Nesse dia, a Vintagepanóplia vendeu ao casal Fonseca, por cerca de 1 milhão de euros, uma moradia de luxo localizada em Barcarena, uma das freguesias de Oeiras. Segundo a escritura pública de compra e venda a que a SÁBADO acedeu, no ato da assinatura do contrato foi feito um pagamento pelo casal de 200 mil euros através de um cheque do banco Santander. Quanto à dívida remanescente (859 mil euros), esta teria de ser paga "em 36 prestações mensais e sucessivas, das quais, 35 no montante de €23.611,11 e a última de €23.611,15, mediante cheque à ordem" da Vintagepanóplia. A primeira das prestações ocorreria até 30 de abril de 2019 e o total da dívida seria pago até março de 2022.
A moradia de Oeiras tem 1.512 metros quadrados de área total (220,12 metros quadrados de área coberta) e é composta por cave, rés do chão, 1º andar e logradouro, conforme indica o registo predial público do imóvel que consta na 1ª Conservatória de Braga. Alexandre Fonseca tem 46 anos e é desde o fim de 2017 (bem depois da assinatura do contrato de transmissão dos jogos do FC Porto pela Altice, conforme nos confirmou o próprio) o presidente executivo da Altice Portugal. "Confirmo assim que a minha esposa e eu adquirimos em 2019 um imóvel em Oeiras, destinado a primeira habitação, na sequência da alienação da nossa anterior residência.

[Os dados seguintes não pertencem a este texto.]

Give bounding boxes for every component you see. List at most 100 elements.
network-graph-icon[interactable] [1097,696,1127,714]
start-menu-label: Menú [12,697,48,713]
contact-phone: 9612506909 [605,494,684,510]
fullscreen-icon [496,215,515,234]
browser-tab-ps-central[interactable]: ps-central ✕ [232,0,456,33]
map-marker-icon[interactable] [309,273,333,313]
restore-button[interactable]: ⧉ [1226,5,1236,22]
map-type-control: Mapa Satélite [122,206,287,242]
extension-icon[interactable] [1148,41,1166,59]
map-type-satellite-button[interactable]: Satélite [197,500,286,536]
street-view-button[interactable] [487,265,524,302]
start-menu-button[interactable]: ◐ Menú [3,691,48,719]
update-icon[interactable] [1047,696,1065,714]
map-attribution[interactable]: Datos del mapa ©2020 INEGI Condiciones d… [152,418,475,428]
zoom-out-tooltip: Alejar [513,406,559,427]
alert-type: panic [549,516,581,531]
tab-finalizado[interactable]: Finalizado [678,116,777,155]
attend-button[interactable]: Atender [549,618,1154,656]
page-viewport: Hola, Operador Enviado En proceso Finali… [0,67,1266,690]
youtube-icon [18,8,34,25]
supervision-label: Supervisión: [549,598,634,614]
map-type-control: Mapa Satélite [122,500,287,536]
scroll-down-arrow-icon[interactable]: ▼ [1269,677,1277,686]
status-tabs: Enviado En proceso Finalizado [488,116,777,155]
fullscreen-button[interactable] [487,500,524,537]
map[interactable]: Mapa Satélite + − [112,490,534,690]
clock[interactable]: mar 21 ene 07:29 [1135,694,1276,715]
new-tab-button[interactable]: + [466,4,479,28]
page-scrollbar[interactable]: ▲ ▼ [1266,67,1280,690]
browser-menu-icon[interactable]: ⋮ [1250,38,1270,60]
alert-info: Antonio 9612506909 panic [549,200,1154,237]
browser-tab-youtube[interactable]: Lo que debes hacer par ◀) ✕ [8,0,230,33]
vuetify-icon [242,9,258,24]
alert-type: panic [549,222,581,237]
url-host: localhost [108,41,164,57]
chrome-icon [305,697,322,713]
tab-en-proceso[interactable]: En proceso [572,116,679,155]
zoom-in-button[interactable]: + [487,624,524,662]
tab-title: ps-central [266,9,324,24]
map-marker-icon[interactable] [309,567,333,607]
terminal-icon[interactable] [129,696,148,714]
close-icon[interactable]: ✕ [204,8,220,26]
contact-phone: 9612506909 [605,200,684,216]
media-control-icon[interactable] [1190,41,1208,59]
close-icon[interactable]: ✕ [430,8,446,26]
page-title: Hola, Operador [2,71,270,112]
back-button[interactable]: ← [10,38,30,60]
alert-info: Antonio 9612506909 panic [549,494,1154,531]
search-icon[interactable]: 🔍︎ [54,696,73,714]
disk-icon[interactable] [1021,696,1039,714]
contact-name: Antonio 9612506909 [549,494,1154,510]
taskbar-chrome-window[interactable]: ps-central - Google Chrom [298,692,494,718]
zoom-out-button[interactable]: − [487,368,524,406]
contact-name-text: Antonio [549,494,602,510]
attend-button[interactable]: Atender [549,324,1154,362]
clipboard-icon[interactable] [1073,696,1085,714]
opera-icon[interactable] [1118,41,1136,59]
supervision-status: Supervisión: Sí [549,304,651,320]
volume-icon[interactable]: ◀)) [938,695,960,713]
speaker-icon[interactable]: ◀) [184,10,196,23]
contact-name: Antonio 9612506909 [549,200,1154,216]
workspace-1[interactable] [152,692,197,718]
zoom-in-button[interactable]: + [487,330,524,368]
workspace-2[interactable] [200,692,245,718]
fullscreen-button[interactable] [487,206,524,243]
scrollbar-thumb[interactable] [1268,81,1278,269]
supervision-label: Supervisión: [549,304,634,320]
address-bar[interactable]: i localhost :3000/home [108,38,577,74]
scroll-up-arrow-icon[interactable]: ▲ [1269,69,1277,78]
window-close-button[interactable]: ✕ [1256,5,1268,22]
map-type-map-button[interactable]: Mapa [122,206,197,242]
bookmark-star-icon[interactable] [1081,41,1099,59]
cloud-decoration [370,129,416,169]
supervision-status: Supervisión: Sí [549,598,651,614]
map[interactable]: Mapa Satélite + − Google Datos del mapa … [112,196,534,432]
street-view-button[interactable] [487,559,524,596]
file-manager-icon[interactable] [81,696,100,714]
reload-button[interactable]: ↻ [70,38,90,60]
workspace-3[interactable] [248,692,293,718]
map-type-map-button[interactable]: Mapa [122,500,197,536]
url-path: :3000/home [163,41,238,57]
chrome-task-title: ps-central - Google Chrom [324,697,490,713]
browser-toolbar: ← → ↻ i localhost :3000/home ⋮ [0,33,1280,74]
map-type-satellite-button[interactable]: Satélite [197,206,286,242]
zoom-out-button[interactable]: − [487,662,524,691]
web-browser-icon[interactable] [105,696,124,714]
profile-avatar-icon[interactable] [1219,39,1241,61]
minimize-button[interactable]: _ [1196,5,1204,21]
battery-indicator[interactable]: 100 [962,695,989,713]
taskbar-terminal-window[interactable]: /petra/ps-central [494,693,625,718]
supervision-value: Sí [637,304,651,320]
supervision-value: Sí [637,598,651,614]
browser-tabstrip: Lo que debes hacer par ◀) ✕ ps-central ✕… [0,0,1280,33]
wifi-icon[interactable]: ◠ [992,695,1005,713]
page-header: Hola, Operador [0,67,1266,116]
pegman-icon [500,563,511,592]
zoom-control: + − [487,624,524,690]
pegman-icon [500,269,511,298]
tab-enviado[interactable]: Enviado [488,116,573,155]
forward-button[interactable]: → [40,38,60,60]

A aquisição do imóvel, tal como consta na escritura pública e das condições descritas na mesma, foi efetivamente feita à empresa Vintagepanóplia, a preço de mercado", disse por escrito em março passado Alexandre Fonseca, depois de a SÁBADO lhe perguntar se queria esclarecer os negócios imobiliários, o pessoal e os da Altice Portugal. Isso e as eventuais ligações a empresas detidas ou controladas por Hernâni Antunes, sócios e familiares. "Já no que concerne às questões que coloca, relativas à entidade vendedora, a terceiros ou relações entre estes, nunca foi minha prática pessoal tecer comentários sobre assuntos que me são alheios e que desconheço", concluiu o CEO da Altice Portugal. Agora, instado a comentar a investigação que lhe mandou quebrar o sigilo bancário e fiscal, Alexandre Fonseca declarou-se estupefacto: "(...) quero, de forma clara e objetiva, manifestar total estranheza", garantindo que não teve "nenhuma espécie de contato por parte de qualquer órgão de investigação criminal ou penal ou qualquer outro da área judicial."